ANIBAL ROMERO
Acabo de concluir la lectura del libro de Gabriel Ruan Santos, destacado abogado y académico, sobre su antepasado tachirense y también jurista: Abel Santos y su tiempo, otra cara del andinismo, obra publicada en Caracas hace un par de meses por la Academia de Ciencias Políticas y Sociales y coauspiciada por el Salón de Lectura de San Cristóbal.
Deseo articular algunas reflexiones suscitadas por este estudio biográfico, que aparece en momentos tan complejos y desafiantes para el país como los que ahora vivimos. Más que realizar una reseña, quiero expresar mi reacción ante la historia que allí se relata y su significado pasado y presente.
Como expone el autor al explicar su propósito, procuró ubicar al personaje biografiado en su contexto sociopolítico, intentando dar cuenta con un sentido de equilibrio de las circunstancias en que se desenvolvió la existencia de ese venezolano de la época de Cipriano Castro y Juan Vicente Gómez, dibujando el marco histórico, evaluando los problemas que enfrentó y las respuestas que ante los mismos formuló el protagonista de la obra.
Ruan avanza en su relato sin ocultar las contradicciones y polémicas de una vida, la de Abel Santos, que se explayó en la política, en el ejercicio de la abogacía, en importantes tareas dentro del campo de las finanzas públicas y de la diplomacia, así como –y de manera muy importante– en el esfuerzo civilizatorio, luchando con perseverancia en un medio lleno de dificultades.

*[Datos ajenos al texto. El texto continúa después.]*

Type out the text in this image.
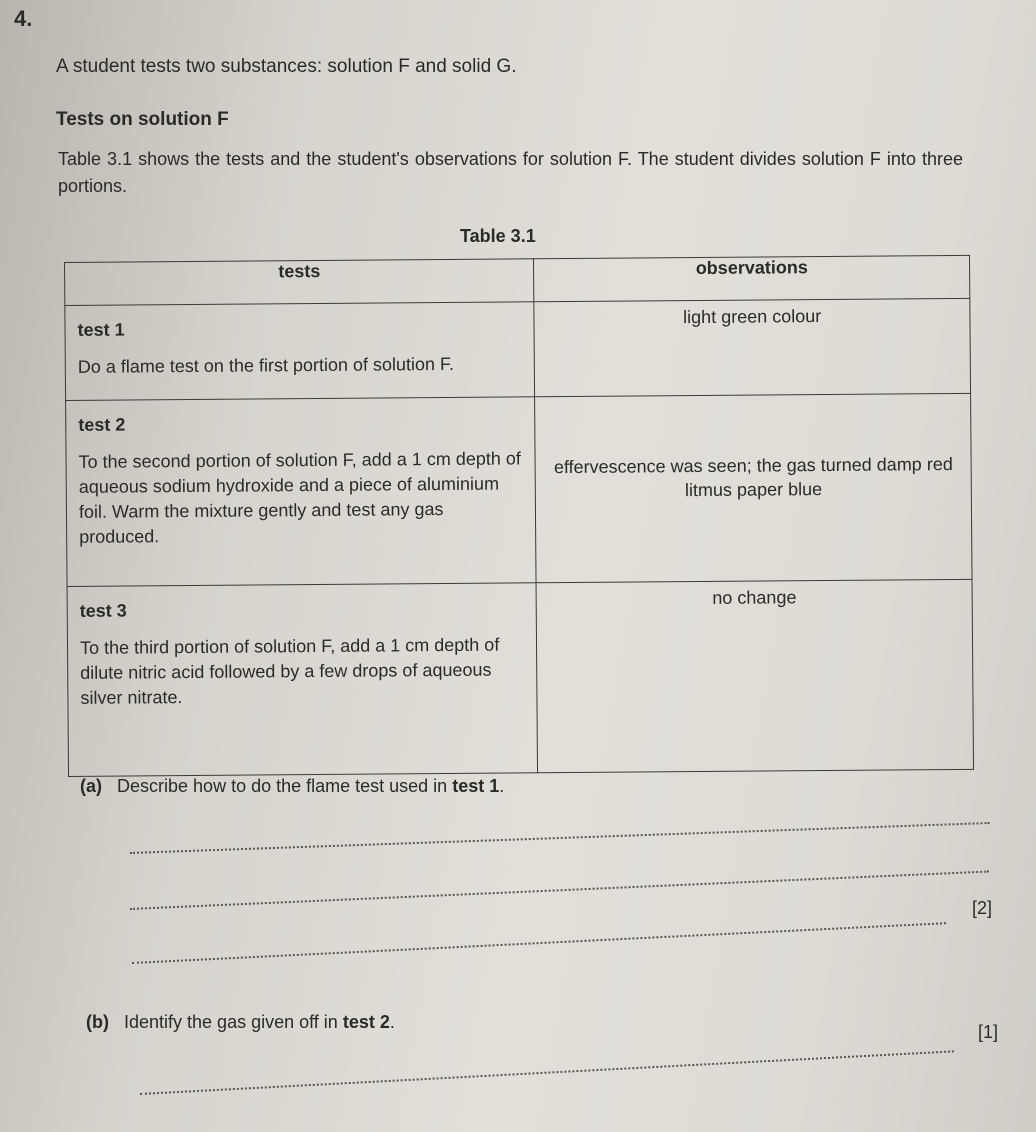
4.
A student tests two substances: solution F and solid G.
Tests on solution F
Table 3.1 shows the tests and the student's observations for solution F. The student divides solution F into three portions.
Table 3.1
tests	observations

test 1
Do a flame test on the first portion of solution F.	light green colour

test 2
To the second portion of solution F, add a 1 cm depth of aqueous sodium hydroxide and a piece of aluminium foil. Warm the mixture gently and test any gas produced.	effervescence was seen; the gas turned damp red litmus paper blue

test 3
To the third portion of solution F, add a 1 cm depth of dilute nitric acid followed by a few drops of aqueous silver nitrate.	no change
(a) Describe how to do the flame test used in test 1.
[2]
(b) Identify the gas given off in test 2.	[1]
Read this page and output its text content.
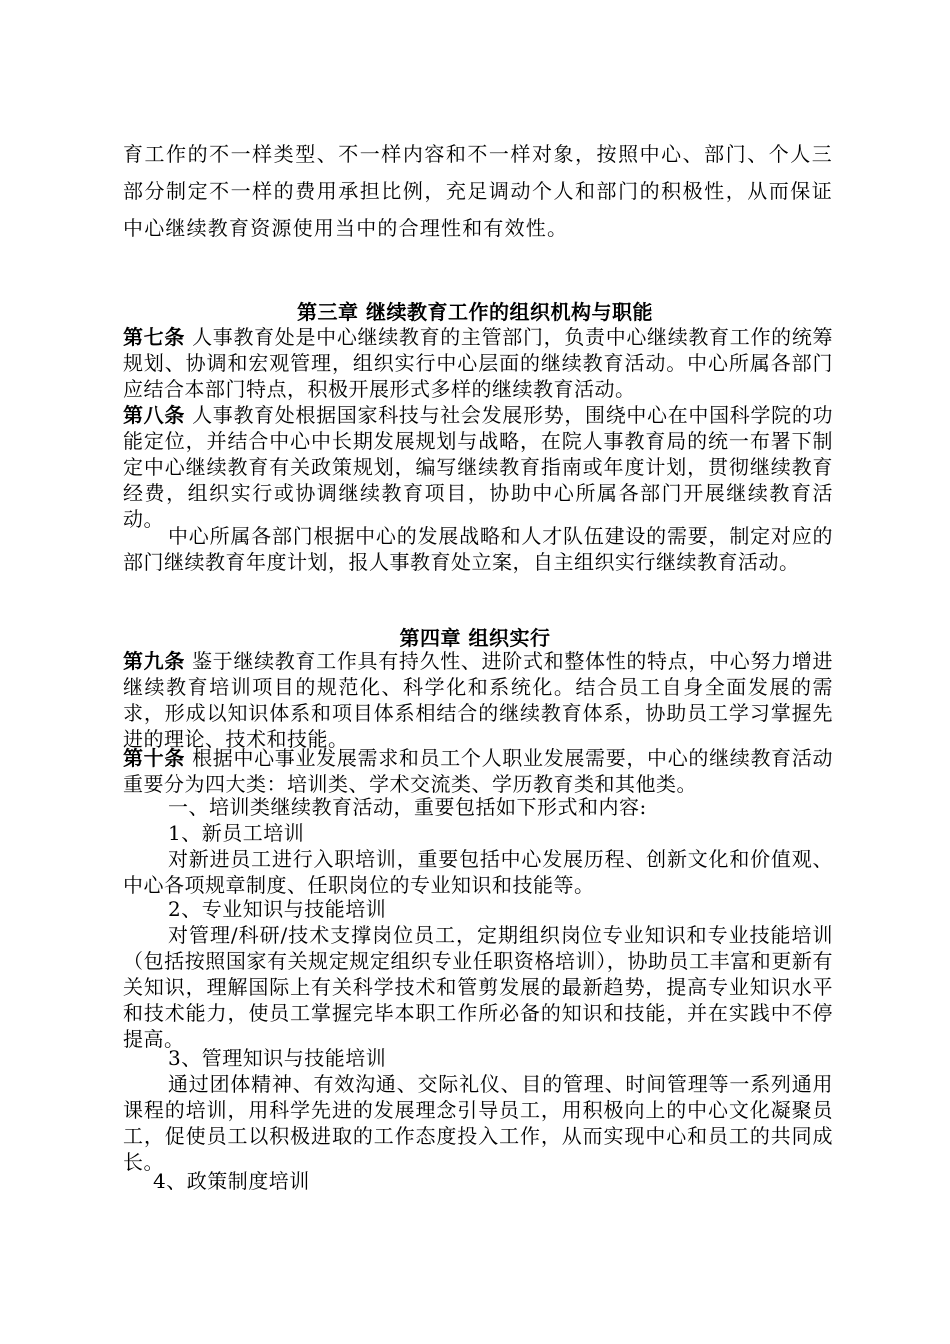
育工作的不一样类型、不一样内容和不一样对象，按照中心、部门、个人三部分制定不一样的费用承担比例，充足调动个人和部门的积极性，从而保证中心继续教育资源使用当中的合理性和有效性。
第三章 继续教育工作的组织机构与职能
第七条 人事教育处是中心继续教育的主管部门，负责中心继续教育工作的统筹规划、协调和宏观管理，组织实行中心层面的继续教育活动。中心所属各部门应结合本部门特点，积极开展形式多样的继续教育活动。
第八条 人事教育处根据国家科技与社会发展形势，围绕中心在中国科学院的功能定位，并结合中心中长期发展规划与战略，在院人事教育局的统一布署下制定中心继续教育有关政策规划，编写继续教育指南或年度计划，贯彻继续教育经费，组织实行或协调继续教育项目，协助中心所属各部门开展继续教育活动。
中心所属各部门根据中心的发展战略和人才队伍建设的需要，制定对应的部门继续教育年度计划，报人事教育处立案，自主组织实行继续教育活动。
第四章 组织实行
第九条 鉴于继续教育工作具有持久性、进阶式和整体性的特点，中心努力增进继续教育培训项目的规范化、科学化和系统化。结合员工自身全面发展的需求，形成以知识体系和项目体系相结合的继续教育体系，协助员工学习掌握先进的理论、技术和技能。
第十条 根据中心事业发展需求和员工个人职业发展需要，中心的继续教育活动重要分为四大类：培训类、学术交流类、学历教育类和其他类。
一、培训类继续教育活动，重要包括如下形式和内容:
1、新员工培训
对新进员工进行入职培训，重要包括中心发展历程、创新文化和价值观、中心各项规章制度、任职岗位的专业知识和技能等。
2、专业知识与技能培训
对管理/科研/技术支撑岗位员工，定期组织岗位专业知识和专业技能培训（包括按照国家有关规定规定组织专业任职资格培训），协助员工丰富和更新有关知识，理解国际上有关科学技术和管剪发展的最新趋势，提高专业知识水平和技术能力，使员工掌握完毕本职工作所必备的知识和技能，并在实践中不停提高。
3、管理知识与技能培训
通过团体精神、有效沟通、交际礼仪、目的管理、时间管理等一系列通用课程的培训，用科学先进的发展理念引导员工，用积极向上的中心文化凝聚员工，促使员工以积极进取的工作态度投入工作，从而实现中心和员工的共同成长。
4、政策制度培训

Corresponderá a cada lector hacerse un juicio propio sobre los logros y limitaciones del esfuerzo del autor del libro, a objeto de preservar una perspectiva crítica en torno a un personaje al que le unen lazos familiares. De mi parte, creo que se trata de una obra ponderada y pedagógica, que alcanza un justo balance en las apreciaciones y que me ha llevado a pensar de nuevo con cierto orden y rigurosidad acerca de nuestro proceso histórico, a comparar los retos de ese tiempo, que luce tan lejano, con las tormentas que actualmente acosan el panorama venezolano, y a hacer un recuento de lo que como nación hemos logrado, perdido, recuperado y vuelto a perder a lo largo de nuestro convulsionado devenir.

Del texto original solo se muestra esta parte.